Public-health officials point out that the measles vaccine is extremely commonplace in Ontario and highly effective. Unvaccinated people who are most at risk include children, pregnant women, and people with immunity disorders.

Doctors in Toronto are responding to a small measles outbreak in which four people – three of whom had not received their measles vaccine – were diagnosed with the infectious disease in less than a week. Health officials announced on Monday that tests confirmed infections in two adults and two children under the age of 2. One case was confirmed on Jan. 29, two on Jan. 30 and one on Feb.1. Public-health officials have not been able to find any connections between the four patients, nor have they been able to determine where they contracted the virus.

A brief history of the measles vaccine

Pre-1954

In pre-vaccine era, epidemics occurred frequently. Infection was almost universal.
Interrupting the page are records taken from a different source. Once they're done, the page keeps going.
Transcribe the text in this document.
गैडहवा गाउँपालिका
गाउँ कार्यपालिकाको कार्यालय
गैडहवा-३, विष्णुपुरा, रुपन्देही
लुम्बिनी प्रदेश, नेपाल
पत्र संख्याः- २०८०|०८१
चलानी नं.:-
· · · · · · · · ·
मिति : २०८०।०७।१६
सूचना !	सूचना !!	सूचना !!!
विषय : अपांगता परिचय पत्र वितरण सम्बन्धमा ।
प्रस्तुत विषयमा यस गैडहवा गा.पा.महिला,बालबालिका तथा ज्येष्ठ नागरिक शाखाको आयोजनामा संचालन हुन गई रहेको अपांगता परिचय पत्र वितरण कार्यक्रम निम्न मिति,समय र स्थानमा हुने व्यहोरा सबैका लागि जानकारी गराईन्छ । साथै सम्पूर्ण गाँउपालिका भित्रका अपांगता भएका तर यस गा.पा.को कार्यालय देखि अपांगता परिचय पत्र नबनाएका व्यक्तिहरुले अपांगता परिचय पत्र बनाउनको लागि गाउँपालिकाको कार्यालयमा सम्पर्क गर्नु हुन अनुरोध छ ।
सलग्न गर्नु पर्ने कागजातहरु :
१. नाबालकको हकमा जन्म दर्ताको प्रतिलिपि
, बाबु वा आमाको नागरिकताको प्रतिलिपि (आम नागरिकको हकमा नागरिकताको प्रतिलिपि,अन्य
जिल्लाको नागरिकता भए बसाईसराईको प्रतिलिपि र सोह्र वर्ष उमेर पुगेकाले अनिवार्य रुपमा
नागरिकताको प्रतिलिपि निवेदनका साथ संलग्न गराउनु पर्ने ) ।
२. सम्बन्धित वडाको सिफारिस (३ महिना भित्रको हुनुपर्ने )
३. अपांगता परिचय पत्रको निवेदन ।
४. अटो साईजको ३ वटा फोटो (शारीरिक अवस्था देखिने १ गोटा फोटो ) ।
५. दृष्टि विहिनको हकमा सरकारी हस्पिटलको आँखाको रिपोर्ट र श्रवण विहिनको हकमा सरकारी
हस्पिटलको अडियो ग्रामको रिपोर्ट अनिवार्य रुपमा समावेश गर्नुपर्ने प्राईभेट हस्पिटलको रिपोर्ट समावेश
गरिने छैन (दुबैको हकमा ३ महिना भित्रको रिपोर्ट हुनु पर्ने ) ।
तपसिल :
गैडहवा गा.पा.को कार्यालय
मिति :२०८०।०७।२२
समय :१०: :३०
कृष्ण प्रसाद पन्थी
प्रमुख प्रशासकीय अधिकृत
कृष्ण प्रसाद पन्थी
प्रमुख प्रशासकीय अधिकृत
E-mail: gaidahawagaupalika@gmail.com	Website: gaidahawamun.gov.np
In Canada, measles was responsible for 400 cases of encephalitis and 50 to 75 deaths annually. In the U.S., 3 to 4 million people were infected each year, an estimated 4,000 suffered encephalitis and 400 to 500 people died.

1954-63

Measles virus is isolated and a vaccine developed.

Since 1963

Number of cases declines by 99 per cent (from approx. 350,000 per year before 1963 to less than 2000 per year in 1995.)

1995

A brief flare up was reported in Canada, leading to a two-dose immunization regimen. Some provinces and territories launched catch-up vaccination campaigns.

1998

Canada institutes a national, active measles surveillance program. All provinces and territories report confirmed cases of measles weekly to the Public Health Agency of Canada, which in turn reports weekly to the Pan American Health Organization.